5. Don’t allow your own cleanliness habits to slip
When in public, the first person you need to look out for is yourself, especially in restaurants, while keeping an eye on the environment around you, make sure you don’t put yourself or those around you in danger. Always wear a mask unless eating, ensure that you can stay a safe distance away from others, clean up after yourself, and ensure you’re touching as few surfaces as possible.
Now, however, there are dangers to having a less-than-suitable cleaning routine, either inside your home or out with others. Having a less than reliable cleaning staff could get your entire business shut down, and not cleaning your home properly, with parents and students now going back to work or school, could cause one or more people in the household to get sick, or worse. Weekly, routine cleaning is needed to keep everyone in a restaurant or at home safe.
1. Clean yourself off once you get home
A quick and easy way to make sure possible hazards don’t enter your home is by tossing your clothes in the washer once you get home and putting on new, clean clothes. It’s possible that airborne and contact germs found their way onto your clothes and yourself, taking a shower and getting into clean clothes once you get home would be the best way to minimize germs entering your household.
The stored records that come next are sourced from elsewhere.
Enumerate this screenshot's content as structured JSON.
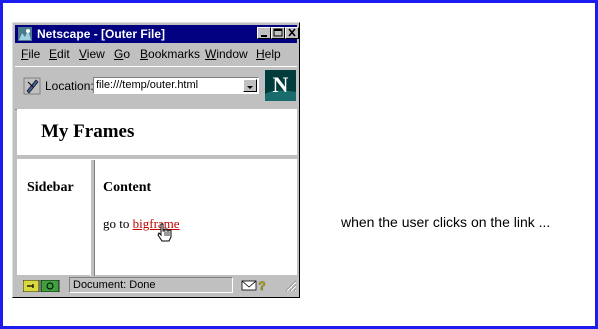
{
  "window": {
    "title": "Netscape - [Outer File]",
    "menu": [
      "File",
      "Edit",
      "View",
      "Go",
      "Bookmarks",
      "Window",
      "Help"
    ]
  },
  "location_bar": {
    "label": "Location:",
    "url": "file:///temp/outer.html"
  },
  "frames": {
    "top": {
      "title": "My Frames"
    },
    "sidebar": {
      "heading": "Sidebar"
    },
    "content": {
      "heading": "Content",
      "prefix": "go to ",
      "link_text": "bigframe"
    }
  },
  "status_bar": {
    "text": "Document: Done"
  },
  "caption": "when the user clicks on the link ...",
  "colors": {
    "slide_border": "#1c1cf0",
    "titlebar": "#000080",
    "link": "#c00000",
    "chrome": "#c0c0c0"
  }
}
2. Make sure you have a regular cleaning schedule
As entering and leaving your home becomes more commonplace, it’s important that you keep the spaces you frequent the cleanest. Having a reliable cleaning routine when you return home is a good thing, but germs can always enter your home, and cleaning your home often and with good disinfectant would be an easy way to keep your home and everyone in it safe.
3. Make sure to clean any packages that come to your doorstep
Home delivery before the quarantine was a common practice but became almost necessary when stuck at home and in need of quickly delivered, commonly used necessities. However, being able to know where exactly packages you order have been, or how well they’ve been handled is impossible. Along with yourself, and your home, clean the boxes that you bring into your home before opening them, and ensure anything your order is cleaned before being brought into your home.
4. Minimize the guests in your home
Much like at the beginning of lockdown, being able to stay home and isolated with your roommates and family are the easiest ways to stay safe, but with the slowly loosening restrictions on dining, outings, and visitors, having a person or two in your home wouldn’t be a terrible idea. However, that doesn’t mean you allow them to easter through your home, forgo watching their hands, or minimizing the time they stay with you. It would be a safe bet to meet on your lawn, porch, or outside your home, and if you do allow them into your home, make sure to clean up after them, and any surfaces they touched.
5. Always have cleaning supplies on standby
Being able to keep yourself and your home clean isn’t a new idea, but with the dangers, we could still face, even with the slowly lifting precautions of the lockdown, having a small stock of cleaning supplies tucked away in a bathroom or closet could be necessary in case something worrying happens, and the harsher lockdown is put back into place. Cleaning supplies were a bit hard to come by in the beginning, and if there were to be a second lockdown, finding cleaning supplies would be near impossible.